Most companies do not manage to fully manage the potential value of data and analytics to improve business and struggle to reach 30% of the estimated value in some sectors.
In 2011 McKinsey drew up a report where companies’ incapacity to fully exploit the value of data, especially in relation to five essential production sectors, is highlighted: public services in Europe, health services in the United States, manufacturing sectors, retail and location based data. Five years later and in spite of the fact that some progress has been made in the location and retail sales services, production, public sector and health services continue to use less than 30% of the potential estimated value of data and analytics. This is what emerges from the new McKinsey report “The Age of Analytics: competing in a data-driven world“.
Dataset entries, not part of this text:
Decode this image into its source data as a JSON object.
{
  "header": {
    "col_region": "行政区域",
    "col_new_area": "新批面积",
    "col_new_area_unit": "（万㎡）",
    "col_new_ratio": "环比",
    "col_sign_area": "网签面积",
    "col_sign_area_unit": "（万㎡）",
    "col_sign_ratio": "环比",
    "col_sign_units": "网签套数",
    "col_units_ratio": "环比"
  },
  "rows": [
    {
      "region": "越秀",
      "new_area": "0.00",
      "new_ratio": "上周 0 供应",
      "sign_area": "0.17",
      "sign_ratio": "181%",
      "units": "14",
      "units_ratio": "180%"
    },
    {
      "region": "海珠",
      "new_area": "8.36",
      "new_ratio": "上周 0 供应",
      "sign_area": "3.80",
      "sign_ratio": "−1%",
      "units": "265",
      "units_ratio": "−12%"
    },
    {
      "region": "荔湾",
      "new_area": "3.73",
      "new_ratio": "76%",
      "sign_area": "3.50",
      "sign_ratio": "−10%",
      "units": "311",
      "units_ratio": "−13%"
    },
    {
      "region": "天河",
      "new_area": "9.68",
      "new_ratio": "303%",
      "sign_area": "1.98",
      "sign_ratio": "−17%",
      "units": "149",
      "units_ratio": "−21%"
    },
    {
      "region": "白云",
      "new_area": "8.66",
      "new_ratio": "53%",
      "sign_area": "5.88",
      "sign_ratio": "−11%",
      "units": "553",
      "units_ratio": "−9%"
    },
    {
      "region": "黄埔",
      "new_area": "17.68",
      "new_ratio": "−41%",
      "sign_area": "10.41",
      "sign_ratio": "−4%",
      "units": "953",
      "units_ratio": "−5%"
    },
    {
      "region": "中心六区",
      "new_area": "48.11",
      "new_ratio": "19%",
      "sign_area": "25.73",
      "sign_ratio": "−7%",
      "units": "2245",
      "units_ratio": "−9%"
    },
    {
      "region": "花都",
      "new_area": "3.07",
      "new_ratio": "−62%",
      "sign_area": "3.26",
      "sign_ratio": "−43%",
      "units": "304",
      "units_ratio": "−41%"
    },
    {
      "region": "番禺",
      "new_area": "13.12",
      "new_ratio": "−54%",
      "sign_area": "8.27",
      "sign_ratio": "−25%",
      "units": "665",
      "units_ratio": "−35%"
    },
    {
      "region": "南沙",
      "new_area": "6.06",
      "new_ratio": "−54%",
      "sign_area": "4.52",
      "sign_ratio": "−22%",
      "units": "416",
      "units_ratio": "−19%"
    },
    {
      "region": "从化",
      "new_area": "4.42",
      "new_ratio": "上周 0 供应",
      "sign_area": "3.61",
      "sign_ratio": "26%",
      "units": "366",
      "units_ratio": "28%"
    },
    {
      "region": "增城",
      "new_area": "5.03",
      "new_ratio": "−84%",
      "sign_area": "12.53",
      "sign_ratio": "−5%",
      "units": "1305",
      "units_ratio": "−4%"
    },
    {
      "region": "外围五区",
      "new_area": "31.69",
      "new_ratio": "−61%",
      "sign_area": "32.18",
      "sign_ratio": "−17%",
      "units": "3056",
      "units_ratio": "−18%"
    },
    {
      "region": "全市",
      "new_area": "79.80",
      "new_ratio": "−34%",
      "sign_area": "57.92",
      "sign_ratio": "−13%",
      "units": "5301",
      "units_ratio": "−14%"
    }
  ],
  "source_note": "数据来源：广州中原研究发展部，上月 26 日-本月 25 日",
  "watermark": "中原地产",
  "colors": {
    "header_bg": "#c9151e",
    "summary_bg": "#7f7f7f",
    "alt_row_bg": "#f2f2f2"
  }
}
The critical factors to be overcome
The most obvious obstacles encountered by companies for the right optimisation of data and analytics are mainly organisational in nature and linked to the complexity in the choice of technological solutions and in attracting professionals and skilled workers required to implement efficient business processes.
Also the introduction of new types of sets of data (“orthogonal data”) can destabilise companies and make the ability to integrate difficult: however, the added value of data analysis lies in the very fact of its capacity to overcome the organisational and technological silos, allowing the discovery of new intuitions and the implementation of new models. For example digital hyperscale platforms manage to match purchasers and vendors in real time, transforming market inefficiencies; granular data can be used to personalise products and services as, for example, in the healthcare sector. New analytical techniques bring about discoveries and innovation and can also speed up decision-making processes.
A further critical factor is represented by the matters linked to legislation that places further obstacles in the way of optimising data, especially in the public and healthcare sectors. Lastly, in many cases, the lack of system interoperability in exchanging data determines the failure by complex, public and private organisations in the fully satisfying use of data governance strategies.
Recent progress in machine learning can be used to solve a large number of problems: for example, automated systems can provide customer services, logistics management, medical record analysis, and even news writing. The potential value of data is being performed everywhere, even in those sectors that are become digitalised more slowly. In the 2011 Report, the survey had shown that 45% of work activities associated with 14.6 trillion dollars of total salaries could be automated thanks to some technologies that could today be machine learning. According to a recent McKinsey report this enabling technology could redevelop and automate even 80% of working activities. One example to refer to is the translation sector. In the USA it is estimated that this sector could be a possible market of about 4 million dollars within the next decade. The estimate was made by calculating the number of graduates in the next decade, i.e. Circa 9.5 million individuals in the STEM sectors, who, in 40% of cases, will need platforms, services and professional translation systems to satisfy their own business needs that could be implemented via machine learning.
A further interesting aspect to look at is linked to the +50% growth in analytics processes starting from 2010. In this context, the most stimulating challenge that companies face is the complexity of data evaluation that is heterogeneous in relation to different categories of data, such as, for example, the ones that include behavioural data such as the acquisition of actions in digital and physical environments, transactional data in business relations, environmental data, or conditions in the physical world, monitored and captured by sensors, geo-spatial data etc.
As far as demand is concerned, data can provide ideas for various uses: some industrial sectors are changing completely as are some characteristics of a given market. In personal transport, ride-sharing services use geo-spatial mapping technology to collect vital data on the exact position of passengers and drivers available in real time. The introduction of this new type of data enables efficient, immediate correspondence that brings with it important economic advantages if analysed adequately. One tangible case is given by the Uber, Lyft and the Chinese ride-sharing Didi Chuxing platforms that can intercept the client’s demand with supply, positively rebalancing management of an unused resource in relation to the use of personally-owned vehicles (that in most cases are unused for 85-90% of the time), offering a quality service at a low cost and not having to make important investments to obtain a car. It is estimated in this sector that by 2030, mobility services, such as driving and car sharing could represent more than 20% of the total of the thousands of passenger vehicles worldwide. Consumers could save on car, fuel and parking purchases with a consequent economic impact that could go as high as 845 million million dollars, 2.5 trillion dollars of which worldwide by 2025.
Retail Banking is also a sector rich in data on customer transactions, financial situations and demographics; with efficient data governance, a potential economic impact from 110 to 170 billion dollars is estimated in the banking sector alone of developed markets and from 60 to 90 billions dollars for emerging markets.